Together with the Three-Self Patriotic Movement, the organizations are known as the lianghui (两会), or "two organizations." Through the CCC, the registered Protestant church participates in the World Council of Churches. The CCC serves to unite and provide services for churches in China by formulating Church Order, encouraging theological education through seminaries and Bible schools, such as Nanjing Union Theological Seminary, publishing Bibles and other Christian materials, and coordinating training programs for churches.

In the recent 30 years, Christianity in China has developed rapidly. It introduces the best developing period in Chinese Christian history. Incomplete statistics indicate that there may be over 23 million Christians throughout the country, 30 times more than in 1949. There may also be over 56,000 churches and meeting points, 70 percent of which are newly built. More than 55 million copies of the Bible have been printed, 3,500,000 copies per year in recent years.

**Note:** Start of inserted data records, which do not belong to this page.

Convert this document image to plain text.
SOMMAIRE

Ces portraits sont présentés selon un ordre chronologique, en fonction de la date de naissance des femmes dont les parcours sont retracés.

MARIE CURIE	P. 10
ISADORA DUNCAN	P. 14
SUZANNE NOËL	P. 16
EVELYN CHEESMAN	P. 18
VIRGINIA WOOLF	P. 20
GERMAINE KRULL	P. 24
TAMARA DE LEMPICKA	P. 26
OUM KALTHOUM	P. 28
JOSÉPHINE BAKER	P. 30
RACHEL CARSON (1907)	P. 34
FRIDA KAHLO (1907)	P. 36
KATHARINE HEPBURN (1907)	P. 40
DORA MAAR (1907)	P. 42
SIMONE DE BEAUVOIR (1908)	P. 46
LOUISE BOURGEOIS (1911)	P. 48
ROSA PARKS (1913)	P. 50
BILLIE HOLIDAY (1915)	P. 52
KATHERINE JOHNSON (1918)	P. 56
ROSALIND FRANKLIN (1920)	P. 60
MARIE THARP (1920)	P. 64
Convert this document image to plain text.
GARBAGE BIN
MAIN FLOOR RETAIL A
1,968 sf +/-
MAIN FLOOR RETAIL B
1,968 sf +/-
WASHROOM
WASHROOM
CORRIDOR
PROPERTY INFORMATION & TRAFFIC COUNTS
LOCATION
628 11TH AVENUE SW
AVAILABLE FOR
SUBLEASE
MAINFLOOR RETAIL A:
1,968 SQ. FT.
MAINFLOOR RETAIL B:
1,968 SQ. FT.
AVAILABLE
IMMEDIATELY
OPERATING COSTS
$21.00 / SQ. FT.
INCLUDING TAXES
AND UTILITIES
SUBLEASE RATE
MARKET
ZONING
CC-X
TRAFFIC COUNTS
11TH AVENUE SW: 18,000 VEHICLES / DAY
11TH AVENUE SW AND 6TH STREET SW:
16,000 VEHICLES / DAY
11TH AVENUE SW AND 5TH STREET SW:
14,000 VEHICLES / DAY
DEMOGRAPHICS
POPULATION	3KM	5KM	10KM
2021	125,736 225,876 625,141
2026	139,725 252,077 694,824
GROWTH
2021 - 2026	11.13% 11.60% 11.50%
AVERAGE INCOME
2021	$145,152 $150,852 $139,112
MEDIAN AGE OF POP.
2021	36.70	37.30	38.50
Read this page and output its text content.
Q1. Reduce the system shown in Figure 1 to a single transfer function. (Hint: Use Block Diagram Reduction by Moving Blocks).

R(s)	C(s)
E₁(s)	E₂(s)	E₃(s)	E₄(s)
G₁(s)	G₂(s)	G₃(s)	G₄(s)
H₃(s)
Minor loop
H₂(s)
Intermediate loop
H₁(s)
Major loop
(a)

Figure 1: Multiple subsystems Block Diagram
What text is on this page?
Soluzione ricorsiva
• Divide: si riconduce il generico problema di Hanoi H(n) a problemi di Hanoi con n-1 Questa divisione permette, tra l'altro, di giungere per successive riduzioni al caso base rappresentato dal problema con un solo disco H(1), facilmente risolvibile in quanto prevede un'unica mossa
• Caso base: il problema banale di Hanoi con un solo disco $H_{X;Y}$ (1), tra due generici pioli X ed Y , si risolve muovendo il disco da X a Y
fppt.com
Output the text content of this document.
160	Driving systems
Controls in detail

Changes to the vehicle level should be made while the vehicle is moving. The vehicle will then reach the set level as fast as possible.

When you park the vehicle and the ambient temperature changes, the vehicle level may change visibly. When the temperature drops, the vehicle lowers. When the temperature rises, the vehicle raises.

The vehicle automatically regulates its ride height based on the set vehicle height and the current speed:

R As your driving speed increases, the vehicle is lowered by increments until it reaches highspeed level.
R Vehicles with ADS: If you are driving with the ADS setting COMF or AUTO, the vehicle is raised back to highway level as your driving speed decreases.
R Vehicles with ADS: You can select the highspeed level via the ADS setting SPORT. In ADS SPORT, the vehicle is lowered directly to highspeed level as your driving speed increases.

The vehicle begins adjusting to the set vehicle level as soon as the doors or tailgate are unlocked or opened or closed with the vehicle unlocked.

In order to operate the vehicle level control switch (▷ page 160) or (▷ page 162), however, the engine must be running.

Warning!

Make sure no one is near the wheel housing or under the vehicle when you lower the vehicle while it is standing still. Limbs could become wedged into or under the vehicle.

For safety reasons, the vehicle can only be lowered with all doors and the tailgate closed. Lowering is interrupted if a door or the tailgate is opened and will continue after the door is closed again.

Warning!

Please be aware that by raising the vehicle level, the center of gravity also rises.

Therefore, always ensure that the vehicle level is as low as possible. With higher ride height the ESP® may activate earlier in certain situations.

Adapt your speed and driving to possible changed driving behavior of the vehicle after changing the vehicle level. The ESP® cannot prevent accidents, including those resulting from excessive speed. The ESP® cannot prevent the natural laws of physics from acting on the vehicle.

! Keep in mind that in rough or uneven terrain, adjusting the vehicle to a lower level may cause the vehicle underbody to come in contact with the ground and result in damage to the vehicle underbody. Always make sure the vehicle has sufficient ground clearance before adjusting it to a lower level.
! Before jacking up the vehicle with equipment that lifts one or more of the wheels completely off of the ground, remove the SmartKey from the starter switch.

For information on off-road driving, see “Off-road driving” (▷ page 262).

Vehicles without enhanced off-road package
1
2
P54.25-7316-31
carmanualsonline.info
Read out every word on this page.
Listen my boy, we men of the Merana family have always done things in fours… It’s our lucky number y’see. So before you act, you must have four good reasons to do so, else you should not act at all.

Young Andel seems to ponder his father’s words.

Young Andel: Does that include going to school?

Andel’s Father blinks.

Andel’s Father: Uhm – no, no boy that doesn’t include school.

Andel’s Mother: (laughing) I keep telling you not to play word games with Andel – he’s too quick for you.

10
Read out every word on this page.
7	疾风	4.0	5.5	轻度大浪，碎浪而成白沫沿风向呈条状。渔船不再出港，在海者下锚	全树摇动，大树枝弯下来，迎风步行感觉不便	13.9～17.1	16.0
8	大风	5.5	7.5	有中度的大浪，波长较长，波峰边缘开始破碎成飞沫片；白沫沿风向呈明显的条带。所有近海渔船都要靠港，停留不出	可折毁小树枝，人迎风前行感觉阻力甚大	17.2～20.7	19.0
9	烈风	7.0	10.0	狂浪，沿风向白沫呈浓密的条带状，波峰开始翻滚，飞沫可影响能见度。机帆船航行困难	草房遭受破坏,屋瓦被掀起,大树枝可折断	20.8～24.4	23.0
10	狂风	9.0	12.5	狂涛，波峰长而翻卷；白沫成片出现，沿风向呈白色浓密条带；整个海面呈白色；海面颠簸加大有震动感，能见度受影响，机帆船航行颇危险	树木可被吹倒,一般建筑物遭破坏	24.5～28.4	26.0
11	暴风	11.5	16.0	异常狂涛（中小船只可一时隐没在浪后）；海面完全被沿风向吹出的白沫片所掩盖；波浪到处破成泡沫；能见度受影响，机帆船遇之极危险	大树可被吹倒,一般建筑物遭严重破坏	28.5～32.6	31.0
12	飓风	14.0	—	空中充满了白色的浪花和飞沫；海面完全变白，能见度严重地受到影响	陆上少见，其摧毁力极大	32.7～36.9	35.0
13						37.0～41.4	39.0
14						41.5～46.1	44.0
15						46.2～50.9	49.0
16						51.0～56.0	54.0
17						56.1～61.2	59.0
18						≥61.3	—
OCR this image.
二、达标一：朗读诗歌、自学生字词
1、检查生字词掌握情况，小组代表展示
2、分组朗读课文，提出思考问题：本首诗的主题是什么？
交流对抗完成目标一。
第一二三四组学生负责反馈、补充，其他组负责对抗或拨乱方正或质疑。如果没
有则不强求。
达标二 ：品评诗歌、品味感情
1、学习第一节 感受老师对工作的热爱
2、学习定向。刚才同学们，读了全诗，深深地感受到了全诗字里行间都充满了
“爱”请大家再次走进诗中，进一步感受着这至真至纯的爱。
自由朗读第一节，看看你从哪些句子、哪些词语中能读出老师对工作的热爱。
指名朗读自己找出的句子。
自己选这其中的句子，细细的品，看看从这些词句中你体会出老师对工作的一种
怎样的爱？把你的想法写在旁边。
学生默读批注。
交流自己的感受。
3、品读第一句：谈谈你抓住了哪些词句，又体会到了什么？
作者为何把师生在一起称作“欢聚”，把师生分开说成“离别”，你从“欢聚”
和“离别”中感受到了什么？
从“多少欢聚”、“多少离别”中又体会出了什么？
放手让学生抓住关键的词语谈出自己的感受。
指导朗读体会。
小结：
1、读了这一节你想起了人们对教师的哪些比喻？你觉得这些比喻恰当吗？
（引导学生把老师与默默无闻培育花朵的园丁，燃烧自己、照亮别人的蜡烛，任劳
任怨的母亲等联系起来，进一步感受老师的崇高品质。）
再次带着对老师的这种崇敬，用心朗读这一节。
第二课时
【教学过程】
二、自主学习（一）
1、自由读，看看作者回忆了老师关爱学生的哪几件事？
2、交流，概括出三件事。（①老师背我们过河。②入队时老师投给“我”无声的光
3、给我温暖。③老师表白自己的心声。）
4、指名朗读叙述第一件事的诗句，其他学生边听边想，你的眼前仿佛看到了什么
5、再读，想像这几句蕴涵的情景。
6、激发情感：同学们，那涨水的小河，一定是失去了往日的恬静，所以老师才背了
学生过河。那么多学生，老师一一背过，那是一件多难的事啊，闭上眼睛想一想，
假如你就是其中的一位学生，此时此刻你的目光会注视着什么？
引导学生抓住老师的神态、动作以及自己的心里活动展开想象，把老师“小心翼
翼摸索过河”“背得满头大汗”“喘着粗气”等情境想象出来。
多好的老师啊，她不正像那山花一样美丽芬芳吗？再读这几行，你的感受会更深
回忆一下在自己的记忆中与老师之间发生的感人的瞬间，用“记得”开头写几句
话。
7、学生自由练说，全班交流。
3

There are a total of 21 theological seminaries with more than 1900 students in China.

The CCC/TSPM headquarters are No. 219, Jiujiang Road, Huangpu District, Shanghai (Postcode: 200002). The organizations jointly publish the Tian Feng magazine.

In 2018, during a series of institutional reforms, the National Religious Affairs Administration was merged into the United Front Work Department of the Central Committee of the Chinese Communist Party.

== Statistics ==

The number of members of churches affiliated with the Chinese Christian Council has grown significantly since its founding:

- In 1980, the CCC represented approximately 3 million faithful.

- In 2000, it was estimated that there were about 15 million members.

- In 2010, the number of affiliated Protestants exceeded 23 million, as reported by independent researchers.

- In 2018, according to the State Council Information Office, there were approximately 38 million registered members.

This growth is attributed to greater relative religious freedom following Deng Xiaoping's reforms, urbanization, and a growing search for spiritual meaning among the Chinese.

== Leadership ==
The current leadership were elected at the tenth National Christian Conference held in November 2018.

- President
 Rev. Wu Wei 吴巍

- General Secretary
 Rev. Shan Weixiang 单渭祥

== Ministries ==
- The Ministry of Theological Renewal
- Publication Ministry
- Theological Education and Training Ministry
- Social Service Ministry
- Overseas Exchange Ministry

== Departments ==
- Overseas Relations Department
- Training Department
- Publication Department
- Tian Feng Editorial Department
- Social Service Department
- Research Department
- Administration Office

== Ecumenical Relations ==
The Chinese Christian Council maintains relations with several international ecumenical organizations. It is a member of the World Council of Churches and an associate member of the World Communion of Reformed Churches.